O'Connor favors "merit selection" of judges, meaning she believes governors and presidents should appoint them. Some states use that system, but others let voters decide who sits on their bench. (New York State is a hybrid: many local judges are elected, but judges on the Court of Appeals, for example, are appointed by the governor. )
Citing social science data, O'Connor argued that the presence of money and special interests in elections undermine public confidence in judges–and judges need the public's confidence in order to be effective. "Our gavels aren't that big and we can't swing them that hard," she said.
Judicial independence has been one of O'Connor's signature causes since retiring from the bench in 2006. Last night's remarks were part of a panel discussion sponsored by the American Academy of Arts & Sciences. All the panelists agreed with O'Connor's position, and it the panel did not take questions from the audience.
Bert Brandenburg, the Justice Department's spokesman under Bill Clinton, argued that the judicial election process simplified legal issues, and not in a good way. "It's check-the-box justice–are you with us or against us?" Brandenburg expressed anxiety about the future of justice. "America does like to elect its judges."

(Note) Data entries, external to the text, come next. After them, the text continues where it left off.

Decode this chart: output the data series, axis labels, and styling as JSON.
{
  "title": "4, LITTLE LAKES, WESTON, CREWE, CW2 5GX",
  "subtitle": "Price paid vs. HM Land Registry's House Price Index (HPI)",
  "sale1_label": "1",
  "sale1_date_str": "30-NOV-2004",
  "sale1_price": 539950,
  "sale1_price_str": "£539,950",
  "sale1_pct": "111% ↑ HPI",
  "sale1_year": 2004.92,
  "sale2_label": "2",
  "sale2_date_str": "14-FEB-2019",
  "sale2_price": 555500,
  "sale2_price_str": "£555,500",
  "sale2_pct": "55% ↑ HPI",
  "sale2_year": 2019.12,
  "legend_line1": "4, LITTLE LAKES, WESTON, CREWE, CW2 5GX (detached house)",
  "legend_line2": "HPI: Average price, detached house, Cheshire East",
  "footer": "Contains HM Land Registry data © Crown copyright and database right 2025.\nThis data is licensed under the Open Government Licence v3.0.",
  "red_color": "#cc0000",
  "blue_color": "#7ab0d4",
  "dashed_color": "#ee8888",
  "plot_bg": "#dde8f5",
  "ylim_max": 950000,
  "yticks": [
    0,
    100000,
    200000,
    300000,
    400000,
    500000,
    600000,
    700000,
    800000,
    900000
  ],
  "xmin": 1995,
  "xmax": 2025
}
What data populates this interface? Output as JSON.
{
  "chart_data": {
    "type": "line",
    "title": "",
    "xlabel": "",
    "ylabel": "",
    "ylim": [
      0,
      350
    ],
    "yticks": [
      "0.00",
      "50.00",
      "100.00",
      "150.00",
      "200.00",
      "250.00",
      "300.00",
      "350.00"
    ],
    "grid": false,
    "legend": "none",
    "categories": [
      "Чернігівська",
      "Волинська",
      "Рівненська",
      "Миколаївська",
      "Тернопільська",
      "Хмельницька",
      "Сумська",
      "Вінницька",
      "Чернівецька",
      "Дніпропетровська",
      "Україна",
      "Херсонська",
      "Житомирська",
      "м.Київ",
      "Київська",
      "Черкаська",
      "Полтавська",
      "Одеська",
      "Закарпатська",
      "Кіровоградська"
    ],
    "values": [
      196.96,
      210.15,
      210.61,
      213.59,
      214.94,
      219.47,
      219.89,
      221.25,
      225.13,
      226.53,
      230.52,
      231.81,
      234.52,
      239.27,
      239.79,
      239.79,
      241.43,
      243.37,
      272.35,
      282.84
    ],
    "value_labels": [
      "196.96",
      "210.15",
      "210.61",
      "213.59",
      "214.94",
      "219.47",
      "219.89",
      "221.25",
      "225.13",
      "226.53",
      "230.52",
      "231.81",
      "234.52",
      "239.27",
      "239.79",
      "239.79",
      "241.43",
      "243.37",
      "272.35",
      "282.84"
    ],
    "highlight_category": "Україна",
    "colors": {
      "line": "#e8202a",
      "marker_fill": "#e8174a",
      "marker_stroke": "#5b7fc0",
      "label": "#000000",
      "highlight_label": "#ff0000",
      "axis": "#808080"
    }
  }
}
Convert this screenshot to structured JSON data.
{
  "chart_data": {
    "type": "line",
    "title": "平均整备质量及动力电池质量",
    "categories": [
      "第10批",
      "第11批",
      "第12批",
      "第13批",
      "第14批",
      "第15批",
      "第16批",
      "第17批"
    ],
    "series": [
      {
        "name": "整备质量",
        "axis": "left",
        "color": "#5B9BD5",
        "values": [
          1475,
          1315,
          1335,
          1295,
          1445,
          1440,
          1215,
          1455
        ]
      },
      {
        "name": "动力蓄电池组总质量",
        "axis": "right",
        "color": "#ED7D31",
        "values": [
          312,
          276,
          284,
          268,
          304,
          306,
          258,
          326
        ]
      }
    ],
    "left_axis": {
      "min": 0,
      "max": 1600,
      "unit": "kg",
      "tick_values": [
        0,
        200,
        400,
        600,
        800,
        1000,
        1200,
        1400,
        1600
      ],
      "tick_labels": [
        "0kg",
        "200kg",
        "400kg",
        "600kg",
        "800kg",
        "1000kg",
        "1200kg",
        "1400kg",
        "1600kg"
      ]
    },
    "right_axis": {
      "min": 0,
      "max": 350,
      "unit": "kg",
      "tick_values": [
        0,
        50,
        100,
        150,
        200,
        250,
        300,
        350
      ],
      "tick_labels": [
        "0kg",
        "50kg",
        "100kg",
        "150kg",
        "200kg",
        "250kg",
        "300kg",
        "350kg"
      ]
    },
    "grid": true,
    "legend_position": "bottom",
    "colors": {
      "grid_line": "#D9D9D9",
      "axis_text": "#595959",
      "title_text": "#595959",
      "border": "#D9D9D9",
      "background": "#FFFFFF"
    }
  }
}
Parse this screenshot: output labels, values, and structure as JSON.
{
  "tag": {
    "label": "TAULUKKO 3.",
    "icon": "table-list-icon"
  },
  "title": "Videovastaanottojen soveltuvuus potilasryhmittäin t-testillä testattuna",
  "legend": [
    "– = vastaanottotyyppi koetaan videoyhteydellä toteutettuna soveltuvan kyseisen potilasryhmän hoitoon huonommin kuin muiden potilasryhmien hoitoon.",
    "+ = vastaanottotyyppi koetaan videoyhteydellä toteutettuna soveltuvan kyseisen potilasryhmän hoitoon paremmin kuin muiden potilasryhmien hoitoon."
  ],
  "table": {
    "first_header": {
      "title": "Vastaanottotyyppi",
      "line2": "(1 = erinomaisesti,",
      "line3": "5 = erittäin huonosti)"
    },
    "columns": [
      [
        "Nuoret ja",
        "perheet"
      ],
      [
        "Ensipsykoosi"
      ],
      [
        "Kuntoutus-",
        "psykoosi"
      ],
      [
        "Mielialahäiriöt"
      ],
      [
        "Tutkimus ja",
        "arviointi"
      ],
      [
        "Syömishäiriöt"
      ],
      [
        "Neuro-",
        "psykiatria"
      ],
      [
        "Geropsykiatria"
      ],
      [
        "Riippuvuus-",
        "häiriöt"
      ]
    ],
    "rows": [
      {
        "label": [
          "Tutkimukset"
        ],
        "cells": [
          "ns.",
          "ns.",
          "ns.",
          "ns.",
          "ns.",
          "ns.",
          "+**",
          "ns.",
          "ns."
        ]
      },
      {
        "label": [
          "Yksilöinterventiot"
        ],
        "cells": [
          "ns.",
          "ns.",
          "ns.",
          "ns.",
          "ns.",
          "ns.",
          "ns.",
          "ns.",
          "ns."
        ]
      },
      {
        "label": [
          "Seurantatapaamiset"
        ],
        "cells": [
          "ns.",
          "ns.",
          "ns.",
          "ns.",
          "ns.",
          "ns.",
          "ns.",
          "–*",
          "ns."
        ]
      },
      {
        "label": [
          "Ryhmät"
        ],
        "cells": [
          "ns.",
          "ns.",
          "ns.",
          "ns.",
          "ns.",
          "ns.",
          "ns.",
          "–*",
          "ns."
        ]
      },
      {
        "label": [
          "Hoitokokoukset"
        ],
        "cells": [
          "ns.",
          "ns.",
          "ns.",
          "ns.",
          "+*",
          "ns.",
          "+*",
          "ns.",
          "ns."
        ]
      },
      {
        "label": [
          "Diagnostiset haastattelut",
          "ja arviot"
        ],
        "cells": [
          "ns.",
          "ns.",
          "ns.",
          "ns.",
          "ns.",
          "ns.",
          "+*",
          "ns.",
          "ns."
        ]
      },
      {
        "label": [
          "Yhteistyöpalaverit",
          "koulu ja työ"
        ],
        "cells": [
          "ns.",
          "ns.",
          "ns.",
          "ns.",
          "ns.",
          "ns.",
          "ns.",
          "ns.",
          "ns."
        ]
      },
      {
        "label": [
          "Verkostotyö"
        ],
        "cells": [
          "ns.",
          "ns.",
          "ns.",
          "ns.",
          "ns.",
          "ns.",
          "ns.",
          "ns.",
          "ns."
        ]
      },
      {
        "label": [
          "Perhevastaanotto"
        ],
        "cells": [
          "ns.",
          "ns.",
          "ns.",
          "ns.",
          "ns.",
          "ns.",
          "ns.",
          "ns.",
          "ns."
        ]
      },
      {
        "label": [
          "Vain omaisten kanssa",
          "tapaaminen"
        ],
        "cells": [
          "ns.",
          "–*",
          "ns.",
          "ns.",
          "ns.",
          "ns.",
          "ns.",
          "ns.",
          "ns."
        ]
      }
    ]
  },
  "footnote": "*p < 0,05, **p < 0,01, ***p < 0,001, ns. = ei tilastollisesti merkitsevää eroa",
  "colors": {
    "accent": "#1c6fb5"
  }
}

Like O'Connor, Dinh (who clerked for O'Connor) stressed the importance of preserving "public confidence in the judicial role."
O'Connor's crusade is ironic, in a way. Brandenburg encapsulated the argument against elected judges when he complained that they were "vulnerable to whatever the political wind is." As a justice, O'Connor herself was often accused of blowing in the political wind. Where her colleagues might fill more space elaborating grand legal principles, she would engage the details of the case in front of her. As a result, critics had an easier time attacking her more controversial votes–like upholding affirmative action, upholding barriers to abortion, and ending Florida's recount after the 2000 election–as mere politics.
Speaking of elections, the one that happened last Tuesday has the potential to shake up a few legal doctrines once Barack Obama starts appointing judges. But when I tried to ask O'Connor about it, she cut me off.
"I'm not talking politics," she said with a chuckle.